5. Hyperparameter Tuning
To improve generalization and prevent overfitting:
Key Hyperparameters:
* max_depth: Restricts tree depth.
* min_samples_split and min_samples_leaf: Avoid splits with very few records.
* max_features: Controls the number of features considered at each split.
* criterion: 'gini' or 'entropy' for classification quality.

5. Evaluating Model Performance
Steps:
* Confusion Matrix: Calculate TP, FP, FN, TN to derive precision, recall, and F1-score.
* ROC Curve / AUC: Assess the model’s discriminative ability.

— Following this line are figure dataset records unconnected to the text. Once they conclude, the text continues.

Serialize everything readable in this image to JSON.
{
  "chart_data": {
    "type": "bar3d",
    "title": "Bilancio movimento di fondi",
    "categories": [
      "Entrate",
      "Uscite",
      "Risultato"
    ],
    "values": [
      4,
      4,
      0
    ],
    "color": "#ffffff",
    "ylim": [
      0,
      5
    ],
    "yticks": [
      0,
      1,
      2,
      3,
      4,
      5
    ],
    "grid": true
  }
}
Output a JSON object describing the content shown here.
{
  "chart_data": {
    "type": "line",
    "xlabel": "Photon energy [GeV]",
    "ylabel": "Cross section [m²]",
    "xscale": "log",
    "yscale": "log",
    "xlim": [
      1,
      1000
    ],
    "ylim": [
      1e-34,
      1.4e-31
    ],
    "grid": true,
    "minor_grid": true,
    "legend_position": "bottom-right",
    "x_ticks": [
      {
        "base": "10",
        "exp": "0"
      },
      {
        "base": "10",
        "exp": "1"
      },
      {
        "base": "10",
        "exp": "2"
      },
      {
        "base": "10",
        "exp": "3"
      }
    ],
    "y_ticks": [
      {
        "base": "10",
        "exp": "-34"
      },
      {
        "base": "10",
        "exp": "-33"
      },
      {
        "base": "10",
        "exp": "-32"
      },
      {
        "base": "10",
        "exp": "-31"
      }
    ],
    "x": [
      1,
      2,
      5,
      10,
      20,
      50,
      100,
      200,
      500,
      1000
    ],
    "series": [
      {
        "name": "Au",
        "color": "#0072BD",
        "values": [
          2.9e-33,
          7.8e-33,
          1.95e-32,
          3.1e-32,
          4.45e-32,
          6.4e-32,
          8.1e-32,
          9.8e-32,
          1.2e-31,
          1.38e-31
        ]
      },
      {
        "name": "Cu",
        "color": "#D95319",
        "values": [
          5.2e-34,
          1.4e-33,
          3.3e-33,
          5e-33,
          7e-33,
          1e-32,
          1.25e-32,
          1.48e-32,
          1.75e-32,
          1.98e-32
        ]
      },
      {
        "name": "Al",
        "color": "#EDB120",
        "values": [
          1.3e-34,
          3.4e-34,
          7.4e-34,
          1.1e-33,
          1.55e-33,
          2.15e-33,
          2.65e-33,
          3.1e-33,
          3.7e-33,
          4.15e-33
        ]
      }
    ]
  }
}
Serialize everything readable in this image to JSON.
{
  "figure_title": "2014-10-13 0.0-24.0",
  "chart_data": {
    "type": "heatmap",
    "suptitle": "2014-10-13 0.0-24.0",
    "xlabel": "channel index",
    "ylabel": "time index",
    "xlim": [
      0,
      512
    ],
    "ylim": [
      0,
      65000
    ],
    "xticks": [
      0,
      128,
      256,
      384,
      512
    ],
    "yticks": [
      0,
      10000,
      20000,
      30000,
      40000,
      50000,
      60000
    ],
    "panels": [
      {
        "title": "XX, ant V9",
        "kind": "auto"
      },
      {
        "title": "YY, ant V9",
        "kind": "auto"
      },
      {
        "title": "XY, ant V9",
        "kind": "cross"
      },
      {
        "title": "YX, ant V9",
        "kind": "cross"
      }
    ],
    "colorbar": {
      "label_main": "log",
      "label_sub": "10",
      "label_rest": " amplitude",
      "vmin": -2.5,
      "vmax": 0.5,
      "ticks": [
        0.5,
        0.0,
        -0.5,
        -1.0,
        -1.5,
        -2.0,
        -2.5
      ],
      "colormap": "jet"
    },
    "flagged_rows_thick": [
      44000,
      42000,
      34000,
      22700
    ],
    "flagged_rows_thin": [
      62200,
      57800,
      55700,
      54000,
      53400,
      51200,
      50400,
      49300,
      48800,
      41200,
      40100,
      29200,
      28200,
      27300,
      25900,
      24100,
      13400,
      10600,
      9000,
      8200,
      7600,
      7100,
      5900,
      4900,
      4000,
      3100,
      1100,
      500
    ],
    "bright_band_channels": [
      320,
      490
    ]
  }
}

* Cross-Validation Scores: Ensure stability across folds.
* Calibration: Verify predicted probabilities align with actual disease occurrence if probability outputs are relevant.


Business Value in Real-World Healthcare
* Early Disease Detection: Predictive insights allow proactive intervention, potentially reducing hospitalizations and improving patient outcomes.
Resource Allocation: Prioritize high-risk patients for further tests or monitoring.
* Cost Savings: Reduce unnecessary tests for low-risk patients and optimize operational efficiency.
* Personalized Care: Inform treatment plans based on model predictions, enabling targeted preventative measures.
* Compliance & Reporting: Support evidence-based recommendations for healthcare policies and insurance purposes.